Strahan laughed. The rune hissed and
spat and pulsed against the darkness, as if it laughed as well. "The wolfs
cub hackles, snapping; the falcon's hatchling spreads his wings and tries to
fly." The laughter stopped as quickly as it had begun. Softly, he said,
"A suggestion, my lord prince: waste no effort in displays of dominance
when you have no lir to mimic."

           
From a Homanan, from a Cheysuli, the
taunts were bad enough. But from an Ihlini sorcerer—

           
Rage roared up from inside my head.
I heard a voice shouting at Strahan, calling him foul names in Homanan and Old
Tongue alike. That much I knew of the language. I felt my body take two steps
forward, saw my hands rise up as if to clutch at the Ihlini's throat.

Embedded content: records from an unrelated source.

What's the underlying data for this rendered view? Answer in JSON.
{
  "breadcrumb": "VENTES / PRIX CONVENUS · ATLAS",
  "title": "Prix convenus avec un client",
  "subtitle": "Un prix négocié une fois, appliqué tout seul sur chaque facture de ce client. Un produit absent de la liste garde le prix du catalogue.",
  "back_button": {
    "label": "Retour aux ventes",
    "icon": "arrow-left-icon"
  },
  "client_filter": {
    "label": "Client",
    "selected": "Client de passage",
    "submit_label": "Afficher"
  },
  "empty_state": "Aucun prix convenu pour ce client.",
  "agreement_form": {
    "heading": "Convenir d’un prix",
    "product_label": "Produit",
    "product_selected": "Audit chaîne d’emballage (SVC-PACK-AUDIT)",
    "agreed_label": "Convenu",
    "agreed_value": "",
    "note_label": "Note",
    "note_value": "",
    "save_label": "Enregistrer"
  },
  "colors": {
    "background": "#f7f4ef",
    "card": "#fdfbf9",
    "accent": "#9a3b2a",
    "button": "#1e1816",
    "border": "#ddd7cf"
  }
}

And then
my hands struck through the flaming nine and the bones filled up with pain.

           
Cold. Not hot. Cold.

           
I cried out. I felt myself crushed
to my knees in the mud of the street. The rune ate through leather and flesh to
my bones and turned my blood to ice.

           
Through the haze of pain and the
glare of living flame, I saw the Ihlini's inhumanly beautiful face. Dimly, I
saw how he watched me, glinting eyes narrowed, black brows drawn down as if he
studied a specimen. Waiting. Watching. Examining the results of the specimen's
foolishness I watched him watching me and remembered who he was.

           
As well as what he was.

           
At last, he spoke. "Not now.
Not yet. Later."

           
No more than that. A fluid gesture
of one hand and the rune ran away from my body, spilling out of my flesh like
blood from an opened vein. It ran down my thighs to splash against the mud,
pooling like rancid water. Puddled. Ran in upon itself. And then buried itself
upward to renew its form in the shadows of the night.

           
Strahan looked down upon me as I
knelt in the mud of the street. Once again he smiled. I saw genuine amusement
and a trace of pleasure in his eyes; a look of contented reminiscence.